EDGCOMBE (Edgecombe), LEONARD, captain with the HBC; d. June 1696.
Master of the ship John and Thomas, chartered by the HBC, he sailed in 1684 to Charlton Island, the Company’s entrepôt in James Bay.
For the next few seasons Edgcombe’s services were otherwise engaged, but he served the HBC again in 1687, commanding the John and Thomas, with instructions to assist Governor George Geyer at Port Nelson and serve on his council. Edgcombe was cautioned to use extreme care in approaching Port Nelson lest it be in enemy hands, for the Company’s three posts on James Bay had been taken by de Troyes the previous year. Back in England by October 1687, Edgcombe was able to report that the posts at Port Nelson and New Severn were in good condition. He sailed to York Fort in 1688 but by the time the next voyage was due England and France were at war.
He was now taken into the Company’s regular service and by virtue of his faithful record and his “skillfullnesse” in navigation he was chosen in 1689 to command the Royal Hudson’s Bay frigate which set out with the Northwest Fox (Capt. John Ford). The ships got no farther than the Scillies when they were attacked by three French privateers. After an eight- or nine-hour engagement Edgcombe brought his vessel limping back to Plymouth but the Northwest Fox fell prey to the enemy. It was too late that year for ships to reach the Bay so there was no communication with Rupert’s Land for 12 months.

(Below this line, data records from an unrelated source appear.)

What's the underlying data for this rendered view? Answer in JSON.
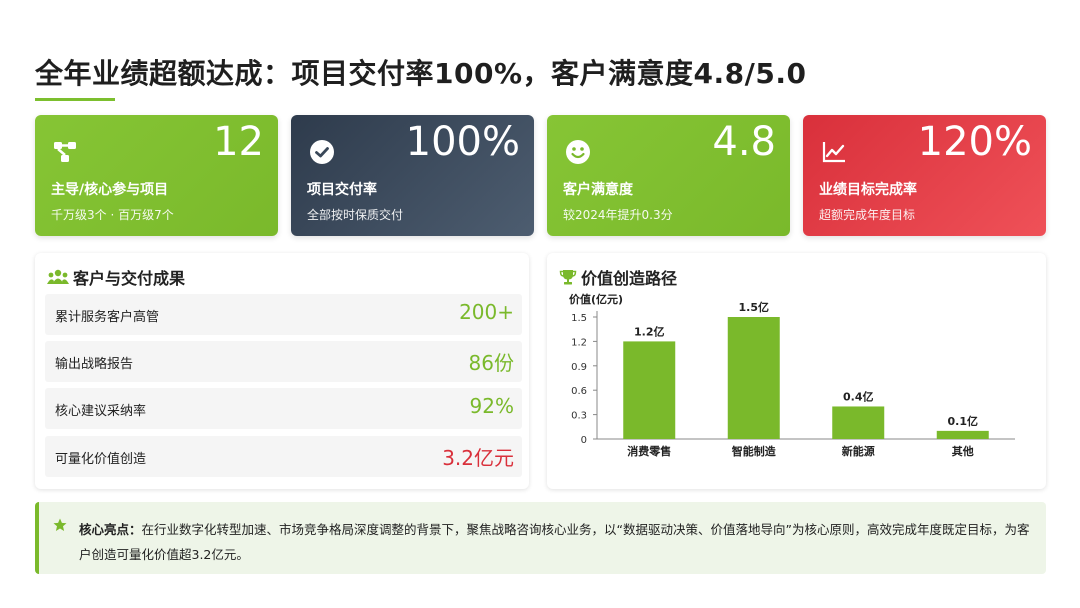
{
  "header": {
    "title": "全年业绩超额达成：项目交付率100%，客户满意度4.8/5.0"
  },
  "cards": [
    {
      "value": "12",
      "label": "主导/核心参与项目",
      "sub": "千万级3个 · 百万级7个",
      "icon": "project-network-icon"
    },
    {
      "value": "100%",
      "label": "项目交付率",
      "sub": "全部按时保质交付",
      "icon": "check-circle-icon"
    },
    {
      "value": "4.8",
      "label": "客户满意度",
      "sub": "较2024年提升0.3分",
      "icon": "smile-icon"
    },
    {
      "value": "120%",
      "label": "业绩目标完成率",
      "sub": "超额完成年度目标",
      "icon": "trend-chart-icon"
    }
  ],
  "clients": {
    "title": "客户与交付成果",
    "rows": [
      {
        "label": "累计服务客户高管",
        "value": "200+"
      },
      {
        "label": "输出战略报告",
        "value": "86份"
      },
      {
        "label": "核心建议采纳率",
        "value": "92%"
      },
      {
        "label": "可量化价值创造",
        "value": "3.2亿元"
      }
    ]
  },
  "value_panel": {
    "title": "价值创造路径"
  },
  "chart_data": {
    "type": "bar",
    "ylabel": "价值(亿元)",
    "categories": [
      "消费零售",
      "智能制造",
      "新能源",
      "其他"
    ],
    "values": [
      1.2,
      1.5,
      0.4,
      0.1
    ],
    "data_labels": [
      "1.2亿",
      "1.5亿",
      "0.4亿",
      "0.1亿"
    ],
    "yticks": [
      "0",
      "0.3",
      "0.6",
      "0.9",
      "1.2",
      "1.5"
    ],
    "ylim": [
      0,
      1.5
    ],
    "color": "#7ab92b",
    "grid": false
  },
  "highlight": {
    "label": "核心亮点：",
    "text": "在行业数字化转型加速、市场竞争格局深度调整的背景下，聚焦战略咨询核心业务，以“数据驱动决策、价值落地导向”为核心原则，高效完成年度既定目标，为客户创造可量化价值超3.2亿元。"
  },
  "colors": {
    "accent": "#7ab92b",
    "dark": "#2e3b4c",
    "red": "#d9303b"
  }
}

Edgcombe was again in command of the Royal Hudson’s Bay on the 1690 voyage, carrying letters of marque, and on the voyage of 1691 he was designated chief or admiral of the voyage because of his “wonted courage and conduct.” With similar rank he sailed the Dering [III] in 1692, accompanied by three other ships, and also in 1693, when he was warned to destroy the company’s “pacquet” of letters if in danger of seizure by the enemy.
In February 1694 Edgcombe bought the ship Supply from the HBC for £2,200. Two years later, when commanding the East India Company’s Mocha (Mocca) frigate, he met death at the hands of pirates. Their ringleader, James Kelly, alias Gillam, alias Sampson Marshall, was executed in London in 1700 for piracy and was generally considered to be responsible for Edgcombe’s murder.